POJ 2752 Seek the Name, Seek the Fame

题目：

The little cat is so famous, that many couples tramp over hill and dale to Byteland, and asked the little cat to give names to their newly-born babies. They seek the name, and at the same time seek the fame. In order to escape from such boring job, the innovative little cat works out an easy but fantastic algorithm: 

Step1. Connect the father's name and the mother's name, to a new string S. 
Step2. Find a proper prefix-suffix string of S (which is not only the prefix, but also the suffix of S). 

Example: Father='ala', Mother='la', we have S = 'ala'+'la' = 'alala'. Potential prefix-suffix strings of S are {'a', 'ala', 'alala'}. Given the string S, could you help the little cat to write a program to calculate the length of possible prefix-suffix strings of S? (He might thank you by giving your baby a name:) 

Input

The input contains a number of test cases. Each test case occupies a single line that contains the string S described above. 

Restrictions: Only lowercase letters may appear in the input. 1 <= Length of S <= 400000. 

Output

For each test case, output a single line with integer numbers in increasing order, denoting the possible length of the new baby's name.

Sample Input

ababcababababcabab
aaaaa

Sample Output

2 4 9 18
1 2 3 4 5
题意描述：
输入一个字符串
计算并输出该串既是前缀又是后缀的子串的长度
比如alala
前缀有a,al,ala,alal,alala
后缀有a,la,ala,lala,alala
所以既是前缀又是后缀的有a,ala,alala
所以应该输出1,3,5
解题思路：
属于KMP中next[]数组的应用。
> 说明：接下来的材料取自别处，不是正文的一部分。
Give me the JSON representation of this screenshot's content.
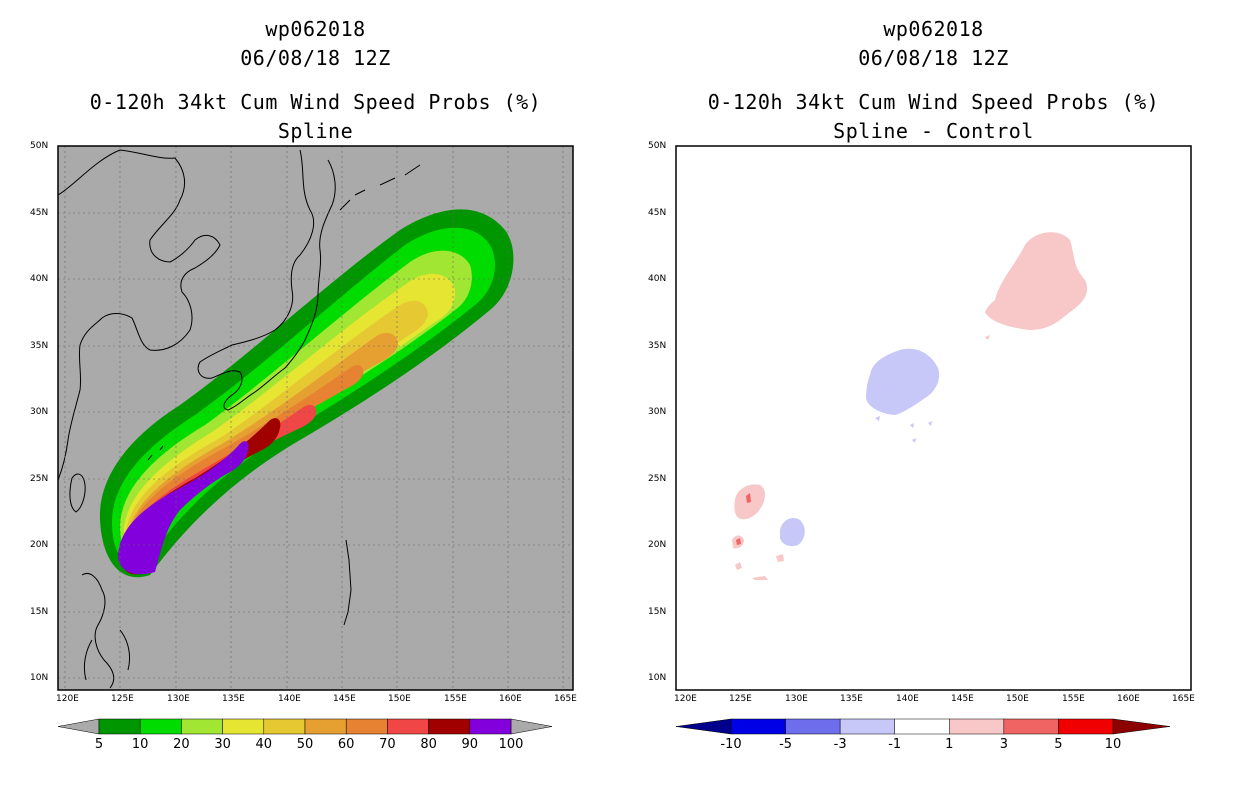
{
  "panels": [
    {
      "id": "left",
      "storm_id": "wp062018",
      "datetime": "06/08/18 12Z",
      "product": "0-120h 34kt Cum Wind Speed Probs (%)",
      "subtitle": "Spline",
      "colorbar_labels": [
        "5",
        "10",
        "20",
        "30",
        "40",
        "50",
        "60",
        "70",
        "80",
        "90",
        "100"
      ],
      "colorbar_colors": [
        "#009600",
        "#00dc00",
        "#a0e632",
        "#e6e632",
        "#e6c832",
        "#e6a032",
        "#e68232",
        "#f04646",
        "#a00000",
        "#8200dc"
      ],
      "background_color": "#aaaaaa"
    },
    {
      "id": "right",
      "storm_id": "wp062018",
      "datetime": "06/08/18 12Z",
      "product": "0-120h 34kt Cum Wind Speed Probs (%)",
      "subtitle": "Spline - Control",
      "colorbar_labels": [
        "-10",
        "-5",
        "-3",
        "-1",
        "1",
        "3",
        "5",
        "10"
      ],
      "colorbar_colors": [
        "#00008c",
        "#0000e6",
        "#6e6eec",
        "#c8c8f8",
        "#ffffff",
        "#f8c8c8",
        "#f06464",
        "#f00000",
        "#8c0000"
      ],
      "background_color": "#ffffff"
    }
  ],
  "axes": {
    "lon_labels": [
      "120E",
      "125E",
      "130E",
      "135E",
      "140E",
      "145E",
      "150E",
      "155E",
      "160E",
      "165E"
    ],
    "lat_labels": [
      "50N",
      "45N",
      "40N",
      "35N",
      "30N",
      "25N",
      "20N",
      "15N",
      "10N"
    ]
  }
}
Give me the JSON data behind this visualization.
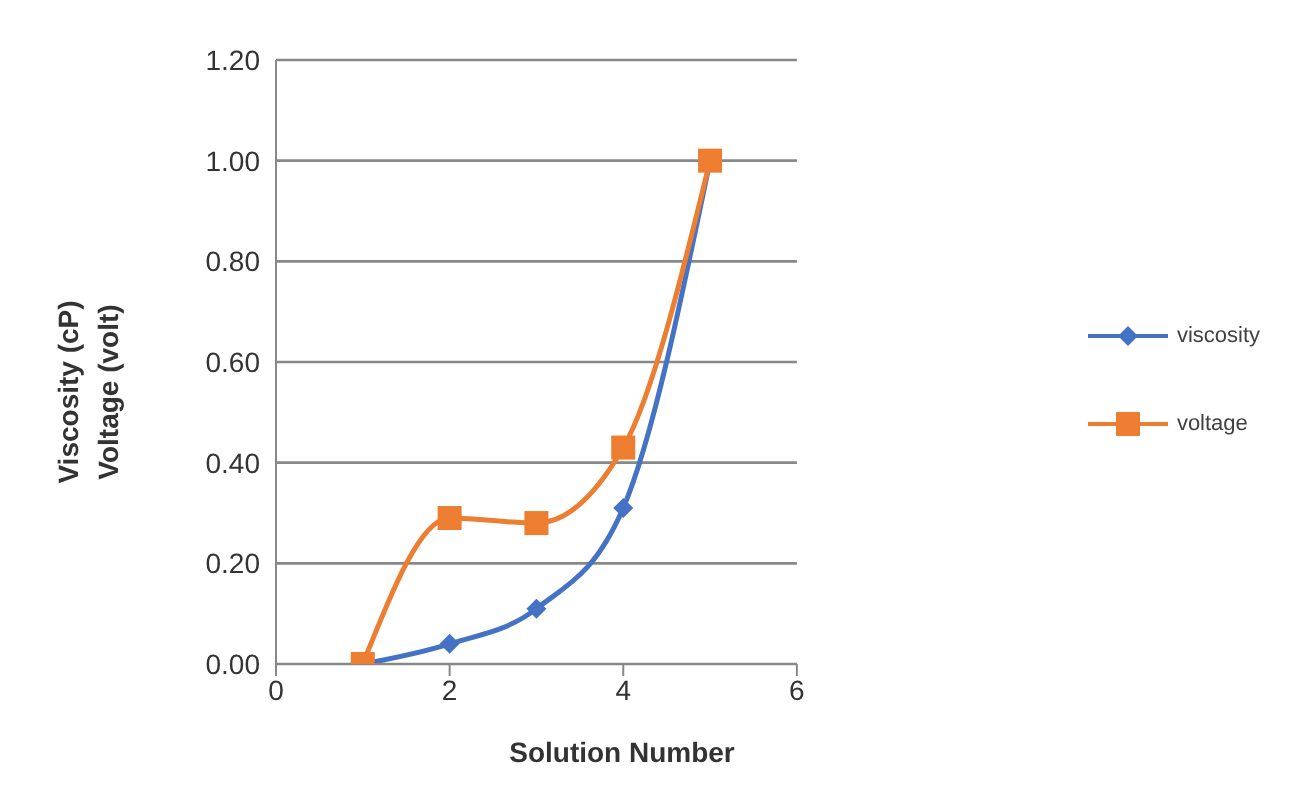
{
  "chart_data": {
    "type": "line",
    "xlabel": "Solution Number",
    "ylabel": "Viscosity (cP)\nVoltage (volt)",
    "x": [
      1,
      2,
      3,
      4,
      5
    ],
    "series": [
      {
        "name": "viscosity",
        "color": "#4472c4",
        "marker": "diamond",
        "values": [
          0,
          0.04,
          0.11,
          0.31,
          1.0
        ]
      },
      {
        "name": "voltage",
        "color": "#ed7d31",
        "marker": "square",
        "values": [
          0,
          0.29,
          0.28,
          0.43,
          1.0
        ]
      }
    ],
    "xlim": [
      0,
      6
    ],
    "xticks": [
      0,
      2,
      4,
      6
    ],
    "ylim": [
      0,
      1.2
    ],
    "yticks": [
      {
        "value": 0,
        "label": "0.00"
      },
      {
        "value": 0.2,
        "label": "0.20"
      },
      {
        "value": 0.4,
        "label": "0.40"
      },
      {
        "value": 0.6,
        "label": "0.60"
      },
      {
        "value": 0.8,
        "label": "0.80"
      },
      {
        "value": 1.0,
        "label": "1.00"
      },
      {
        "value": 1.2,
        "label": "1.20"
      }
    ],
    "grid": "y",
    "legend": "right"
  }
}
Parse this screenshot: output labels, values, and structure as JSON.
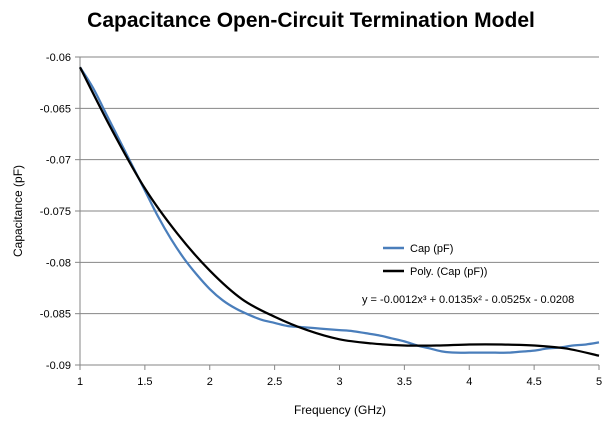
{
  "chart_data": {
    "type": "line",
    "title": "Capacitance Open-Circuit Termination Model",
    "xlabel": "Frequency (GHz)",
    "ylabel": "Capacitance (pF)",
    "xlim": [
      1,
      5
    ],
    "ylim": [
      -0.09,
      -0.06
    ],
    "x_ticks": [
      1,
      1.5,
      2,
      2.5,
      3,
      3.5,
      4,
      4.5,
      5
    ],
    "x_tick_labels": [
      "1",
      "1.5",
      "2",
      "2.5",
      "3",
      "3.5",
      "4",
      "4.5",
      "5"
    ],
    "y_ticks": [
      -0.06,
      -0.065,
      -0.07,
      -0.075,
      -0.08,
      -0.085,
      -0.09
    ],
    "y_tick_labels": [
      "-0.06",
      "-0.065",
      "-0.07",
      "-0.075",
      "-0.08",
      "-0.085",
      "-0.09"
    ],
    "grid": "horizontal",
    "legend_position": "right",
    "series": [
      {
        "name": "Cap (pF)",
        "color": "#4a7ebb",
        "x": [
          1.0,
          1.1,
          1.2,
          1.3,
          1.4,
          1.5,
          1.6,
          1.7,
          1.8,
          1.9,
          2.0,
          2.1,
          2.2,
          2.3,
          2.4,
          2.5,
          2.6,
          2.7,
          2.8,
          2.9,
          3.0,
          3.1,
          3.2,
          3.3,
          3.4,
          3.5,
          3.6,
          3.7,
          3.8,
          3.9,
          4.0,
          4.1,
          4.2,
          4.3,
          4.4,
          4.5,
          4.6,
          4.7,
          4.8,
          4.9,
          5.0
        ],
        "values": [
          -0.061,
          -0.063,
          -0.0655,
          -0.068,
          -0.0705,
          -0.073,
          -0.0755,
          -0.0777,
          -0.0796,
          -0.0812,
          -0.0826,
          -0.0837,
          -0.0845,
          -0.0851,
          -0.0856,
          -0.0859,
          -0.0862,
          -0.0863,
          -0.0864,
          -0.0865,
          -0.0866,
          -0.0867,
          -0.0869,
          -0.0871,
          -0.0874,
          -0.0877,
          -0.0881,
          -0.0884,
          -0.0887,
          -0.0888,
          -0.0888,
          -0.0888,
          -0.0888,
          -0.0888,
          -0.0887,
          -0.0886,
          -0.0884,
          -0.0883,
          -0.0881,
          -0.088,
          -0.0878
        ]
      },
      {
        "name": "Poly. (Cap (pF))",
        "color": "#000000",
        "coefficients": [
          -0.0012,
          0.0135,
          -0.0525,
          -0.0208
        ],
        "x": [
          1.0,
          1.25,
          1.5,
          1.75,
          2.0,
          2.25,
          2.5,
          2.75,
          3.0,
          3.25,
          3.5,
          3.75,
          4.0,
          4.25,
          4.5,
          4.75,
          5.0
        ],
        "values": [
          -0.061,
          -0.0672,
          -0.0728,
          -0.0772,
          -0.0808,
          -0.0836,
          -0.0853,
          -0.0866,
          -0.0875,
          -0.0879,
          -0.0881,
          -0.0881,
          -0.088,
          -0.088,
          -0.0881,
          -0.0884,
          -0.0891
        ]
      }
    ],
    "annotations": [
      {
        "text": "y = -0.0012x³ + 0.0135x² - 0.0525x - 0.0208"
      }
    ]
  }
}
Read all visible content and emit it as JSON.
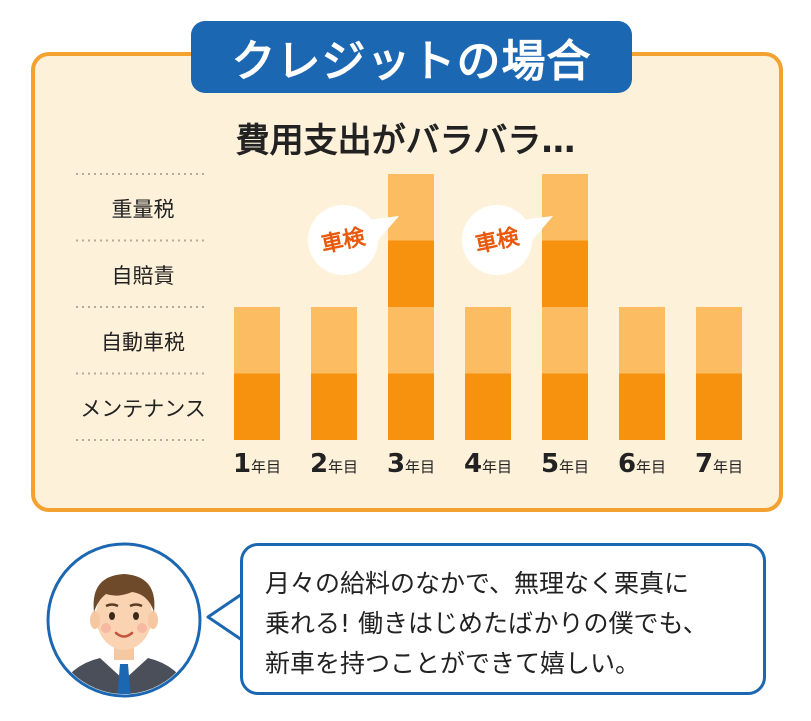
{
  "title": "クレジットの場合",
  "chart_data": {
    "type": "bar",
    "stacked": true,
    "title": "費用支出がバラバラ…",
    "categories": [
      {
        "num": "1",
        "unit": "年目"
      },
      {
        "num": "2",
        "unit": "年目"
      },
      {
        "num": "3",
        "unit": "年目"
      },
      {
        "num": "4",
        "unit": "年目"
      },
      {
        "num": "5",
        "unit": "年目"
      },
      {
        "num": "6",
        "unit": "年目"
      },
      {
        "num": "7",
        "unit": "年目"
      }
    ],
    "series": [
      {
        "name": "メンテナンス",
        "values": [
          1,
          1,
          1,
          1,
          1,
          1,
          1
        ],
        "color": "#f7920f"
      },
      {
        "name": "自動車税",
        "values": [
          1,
          1,
          1,
          1,
          1,
          1,
          1
        ],
        "color": "#fbbc62"
      },
      {
        "name": "自賠責",
        "values": [
          0,
          0,
          1,
          0,
          1,
          0,
          0
        ],
        "color": "#f7920f"
      },
      {
        "name": "重量税",
        "values": [
          0,
          0,
          1,
          0,
          1,
          0,
          0
        ],
        "color": "#fbbc62"
      }
    ],
    "annotations": [
      {
        "text": "車検",
        "category_index": 2
      },
      {
        "text": "車検",
        "category_index": 4
      }
    ],
    "ylim": [
      0,
      4
    ],
    "grid": true,
    "legend": "left"
  },
  "colors": {
    "accent_blue": "#1c67b1",
    "panel_border": "#f3a232",
    "panel_bg": "#fdf1da",
    "dark_orange": "#f7920f",
    "light_orange": "#fbbc62",
    "annotation_text": "#e8590c"
  },
  "speech": {
    "lines": [
      "月々の給料のなかで、無理なく栗真に",
      "乗れる!  働きはじめたばかりの僕でも、",
      "新車を持つことができて嬉しい。"
    ]
  },
  "avatar": {
    "icon": "businessman-avatar-icon"
  }
}
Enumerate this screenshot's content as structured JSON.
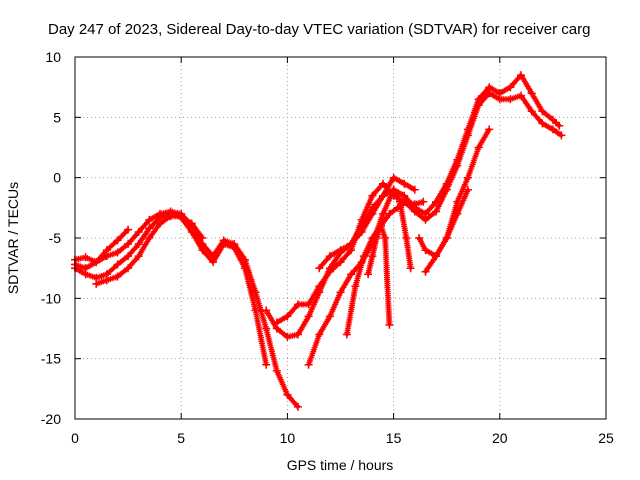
{
  "chart_data": {
    "type": "scatter",
    "title": "Day 247 of 2023, Sidereal Day-to-day VTEC variation (SDTVAR) for receiver carg",
    "xlabel": "GPS time / hours",
    "ylabel": "SDTVAR / TECUs",
    "xlim": [
      0,
      25
    ],
    "ylim": [
      -20,
      10
    ],
    "xticks": [
      0,
      5,
      10,
      15,
      20,
      25
    ],
    "yticks": [
      -20,
      -15,
      -10,
      -5,
      0,
      5,
      10
    ],
    "xtick_labels": [
      "0",
      "5",
      "10",
      "15",
      "20",
      "25"
    ],
    "ytick_labels": [
      "-20",
      "-15",
      "-10",
      "-5",
      "0",
      "5",
      "10"
    ],
    "grid": true,
    "legend": "none",
    "marker": "plus",
    "color": "#ff0000",
    "series": [
      {
        "x": [
          0.0,
          0.5,
          1.0,
          1.5,
          2.0,
          2.5,
          3.0,
          3.5,
          4.0,
          4.5,
          5.0,
          5.5,
          6.0,
          6.5,
          7.0,
          7.5,
          8.0,
          8.5,
          9.0,
          9.5,
          10.0,
          10.5
        ],
        "y": [
          -7.2,
          -7.5,
          -7.0,
          -6.5,
          -6.2,
          -5.5,
          -4.5,
          -3.5,
          -3.0,
          -2.8,
          -3.0,
          -4.0,
          -5.5,
          -6.5,
          -5.2,
          -5.5,
          -6.8,
          -9.5,
          -12.5,
          -16.0,
          -18.0,
          -19.0
        ]
      },
      {
        "x": [
          0.0,
          0.5,
          1.0,
          1.5,
          2.0,
          2.5,
          3.0,
          3.5,
          4.0,
          4.5,
          5.0,
          5.5,
          6.0,
          6.5,
          7.0,
          7.5,
          8.0,
          8.5,
          9.0
        ],
        "y": [
          -7.5,
          -8.0,
          -8.3,
          -8.0,
          -7.2,
          -6.5,
          -5.5,
          -4.2,
          -3.3,
          -3.0,
          -3.3,
          -4.5,
          -6.0,
          -7.0,
          -5.5,
          -5.8,
          -7.5,
          -11.0,
          -15.5
        ]
      },
      {
        "x": [
          0.0,
          0.5,
          1.0,
          1.5,
          2.0,
          2.5
        ],
        "y": [
          -6.8,
          -6.6,
          -7.0,
          -6.0,
          -5.2,
          -4.3
        ]
      },
      {
        "x": [
          1.0,
          1.5,
          2.0,
          2.5,
          3.0,
          3.5,
          4.0,
          4.5,
          5.0,
          5.5,
          6.0
        ],
        "y": [
          -8.8,
          -8.5,
          -8.2,
          -7.5,
          -6.5,
          -5.0,
          -3.8,
          -3.2,
          -3.2,
          -3.8,
          -5.0
        ]
      },
      {
        "x": [
          9.0,
          9.5,
          10.0,
          10.5,
          11.0,
          11.5,
          12.0,
          12.5,
          13.0,
          13.5,
          14.0,
          14.5,
          15.0,
          15.5,
          16.0,
          16.5,
          17.0,
          17.5,
          18.0,
          18.5,
          19.0,
          19.5,
          20.0,
          20.5,
          21.0,
          21.5,
          22.0,
          22.5,
          22.8
        ],
        "y": [
          -11.0,
          -12.5,
          -13.2,
          -13.0,
          -11.5,
          -9.5,
          -7.5,
          -6.2,
          -5.5,
          -4.0,
          -2.5,
          -1.5,
          -1.0,
          -1.5,
          -2.5,
          -3.0,
          -2.0,
          -0.5,
          1.5,
          4.0,
          6.5,
          7.5,
          7.0,
          7.5,
          8.5,
          7.0,
          5.5,
          4.8,
          4.3
        ]
      },
      {
        "x": [
          9.5,
          10.0,
          10.5,
          11.0,
          11.5,
          12.0,
          12.5,
          13.0,
          13.5,
          14.0,
          14.5,
          15.0,
          15.5,
          16.0,
          16.5,
          17.0,
          17.5,
          18.0,
          18.5,
          19.0,
          19.5,
          20.0,
          20.5,
          21.0,
          21.5,
          22.0,
          22.5,
          22.9
        ],
        "y": [
          -12.0,
          -11.5,
          -10.5,
          -10.5,
          -9.0,
          -7.8,
          -7.0,
          -6.0,
          -3.5,
          -1.5,
          -0.5,
          -1.5,
          -2.0,
          -2.8,
          -3.5,
          -2.8,
          -1.0,
          1.0,
          3.5,
          6.0,
          7.0,
          6.5,
          6.5,
          6.8,
          5.5,
          4.5,
          4.0,
          3.5
        ]
      },
      {
        "x": [
          11.0,
          11.5,
          12.0,
          12.5,
          13.0,
          13.5,
          14.0,
          14.5,
          15.0,
          15.3,
          15.6,
          15.8
        ],
        "y": [
          -15.5,
          -13.0,
          -11.5,
          -9.5,
          -8.0,
          -7.0,
          -5.5,
          -3.0,
          -1.0,
          -2.0,
          -5.0,
          -7.5
        ]
      },
      {
        "x": [
          11.5,
          12.0,
          12.5,
          13.0,
          13.5,
          14.0,
          14.5,
          15.0,
          15.5,
          16.0
        ],
        "y": [
          -7.5,
          -6.5,
          -6.0,
          -5.5,
          -4.5,
          -3.0,
          -1.5,
          0.0,
          -0.5,
          -1.0
        ]
      },
      {
        "x": [
          12.8,
          13.2,
          13.6,
          14.0,
          14.4,
          14.8,
          15.2,
          15.6,
          16.0,
          16.4
        ],
        "y": [
          -13.0,
          -9.0,
          -6.5,
          -5.0,
          -4.0,
          -3.0,
          -2.5,
          -2.0,
          -2.2,
          -2.0
        ]
      },
      {
        "x": [
          13.8,
          14.0,
          14.2,
          14.4,
          14.6,
          14.8
        ],
        "y": [
          -8.0,
          -6.5,
          -5.0,
          -4.0,
          -5.0,
          -12.2
        ]
      },
      {
        "x": [
          16.5,
          17.0,
          17.5,
          18.0,
          18.5,
          19.0,
          19.5
        ],
        "y": [
          -7.8,
          -6.5,
          -5.0,
          -2.0,
          0.0,
          2.5,
          4.0
        ]
      },
      {
        "x": [
          16.2,
          16.5,
          17.0,
          17.5,
          18.0,
          18.5
        ],
        "y": [
          -5.0,
          -6.0,
          -6.5,
          -5.0,
          -3.0,
          -1.0
        ]
      }
    ]
  }
}
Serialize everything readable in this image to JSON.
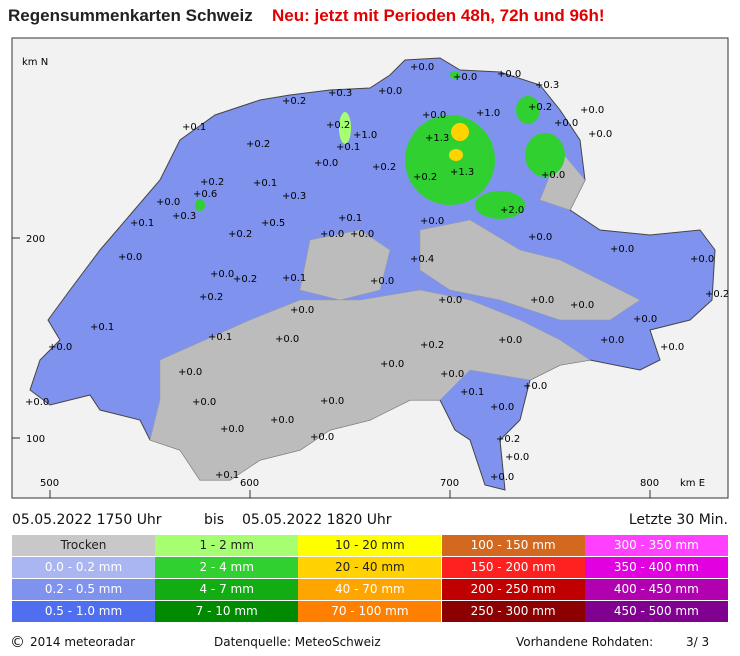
{
  "header": {
    "title": "Regensummenkarten Schweiz",
    "subtitle": "Neu: jetzt mit Perioden 48h, 72h und 96h!"
  },
  "map": {
    "y_axis_label": "km N",
    "y_ticks": [
      "200",
      "100"
    ],
    "x_ticks": [
      "500",
      "600",
      "700",
      "800"
    ],
    "x_axis_label": "km E",
    "stations": [
      "+0.0",
      "+0.0",
      "+0.0",
      "+0.3",
      "+0.0",
      "+0.3",
      "+0.2",
      "+0.2",
      "+0.0",
      "+1.0",
      "+0.0",
      "+0.2",
      "+0.1",
      "+1.0",
      "+0.0",
      "+0.0",
      "+0.2",
      "+1.3",
      "+0.1",
      "+0.0",
      "+0.2",
      "+0.2",
      "+1.3",
      "+0.2",
      "+0.1",
      "+0.0",
      "+0.3",
      "+0.0",
      "+0.6",
      "+0.3",
      "+0.5",
      "+0.2",
      "+0.1",
      "+0.0",
      "+0.0",
      "+0.1",
      "+0.0",
      "+2.0",
      "+0.0",
      "+0.0",
      "+0.4",
      "+0.0",
      "+0.2",
      "+0.1",
      "+0.0",
      "+0.0",
      "+0.0",
      "+0.2",
      "+0.1",
      "+0.0",
      "+0.0",
      "+0.0",
      "+0.0",
      "+0.0",
      "+0.2",
      "+0.0",
      "+0.1",
      "+0.0",
      "+0.2",
      "+0.0",
      "+0.0",
      "+0.0",
      "+0.0",
      "+0.0",
      "+0.0",
      "+0.0",
      "+0.0",
      "+0.0",
      "+0.0",
      "+0.1",
      "+0.0",
      "+0.0",
      "+0.0",
      "+0.2",
      "+0.0",
      "+0.0",
      "+0.0",
      "+0.1"
    ]
  },
  "period": {
    "start": "05.05.2022  1750 Uhr",
    "separator": "bis",
    "end": "05.05.2022  1820 Uhr",
    "window": "Letzte 30 Min."
  },
  "legend": {
    "columns": [
      [
        {
          "label": "Trocken",
          "color": "#c8c8c8"
        },
        {
          "label": "0.0 - 0.2 mm",
          "color": "#a9b6f2"
        },
        {
          "label": "0.2 - 0.5 mm",
          "color": "#7f93ee"
        },
        {
          "label": "0.5 - 1.0 mm",
          "color": "#4f6ef0"
        }
      ],
      [
        {
          "label": "1 - 2 mm",
          "color": "#a6ff70"
        },
        {
          "label": "2 - 4 mm",
          "color": "#2fd02f"
        },
        {
          "label": "4 - 7 mm",
          "color": "#12ad12"
        },
        {
          "label": "7 - 10 mm",
          "color": "#008a00"
        }
      ],
      [
        {
          "label": "10 - 20 mm",
          "color": "#ffff00"
        },
        {
          "label": "20 - 40 mm",
          "color": "#ffd200"
        },
        {
          "label": "40 - 70 mm",
          "color": "#ffa500"
        },
        {
          "label": "70 - 100 mm",
          "color": "#ff8000"
        }
      ],
      [
        {
          "label": "100 - 150 mm",
          "color": "#d2691e"
        },
        {
          "label": "150 - 200 mm",
          "color": "#ff2020"
        },
        {
          "label": "200 - 250 mm",
          "color": "#c00000"
        },
        {
          "label": "250 - 300 mm",
          "color": "#8b0000"
        }
      ],
      [
        {
          "label": "300 - 350 mm",
          "color": "#ff40ff"
        },
        {
          "label": "350 - 400 mm",
          "color": "#e000e0"
        },
        {
          "label": "400 - 450 mm",
          "color": "#b000b0"
        },
        {
          "label": "450 - 500 mm",
          "color": "#800090"
        }
      ]
    ]
  },
  "footer": {
    "symbol": "©",
    "copyright": "2014 meteoradar",
    "source": "Datenquelle: MeteoSchweiz",
    "raw_label": "Vorhandene Rohdaten:",
    "raw_value": "3/ 3"
  }
}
显然枚举每一个前后缀相同时输出并不是什么好办法，我们将题中alalal的前后缀写出来，比较出相同的，在写出其next数组，会发现：前后缀的相似度和前后缀相同时的长度存在关联。
细心就会发现，next末位存的是串的前后缀都是串本身时的相似度，也就是相同长度，而next数组末位中存的又是下一个相同长度时的next数组下标，依次类推，直到相似度为0。
代码实现：

#include<stdio.h>
#include<string.h>
char s[400010];
int get_next(char t[],int next[],int l);
int ans[400010],l,next[400010];
int main()
{
    int i,j,t,c;
    while(scanf("%s",s) != EOF)
    {
        l=strlen(s);
        memset(next,0,sizeof(next));
        get_next(s,next,l);
        
        t=next[l];
        ans[0]=l;
        c=1;
        while(t != 0)
        {
            ans[c++]=t;
            t=next[t]; 
        }
        for(i=c-1;i>=0;i--)
        {
            if(i==c-1)
            printf("%d",ans[i]);
            else
            printf(" %d",ans[i]);
        }
        printf("
");
    }
    return 0;
}
int get_next(char t[],int next[],int l)
{
    int i,j;
    i=0;j=-1;
    next[0]=-1;
    while(i < l)
    {
        if( j==-1 || t[i]==t[j])
        {
            i++;
            j++;
            next[i]=j;
        }
        else
            j=next[j];
    }
    /*for(i=0;i<=l;i++)
        printf("%d ",next[i]);
    printf("
");*/
}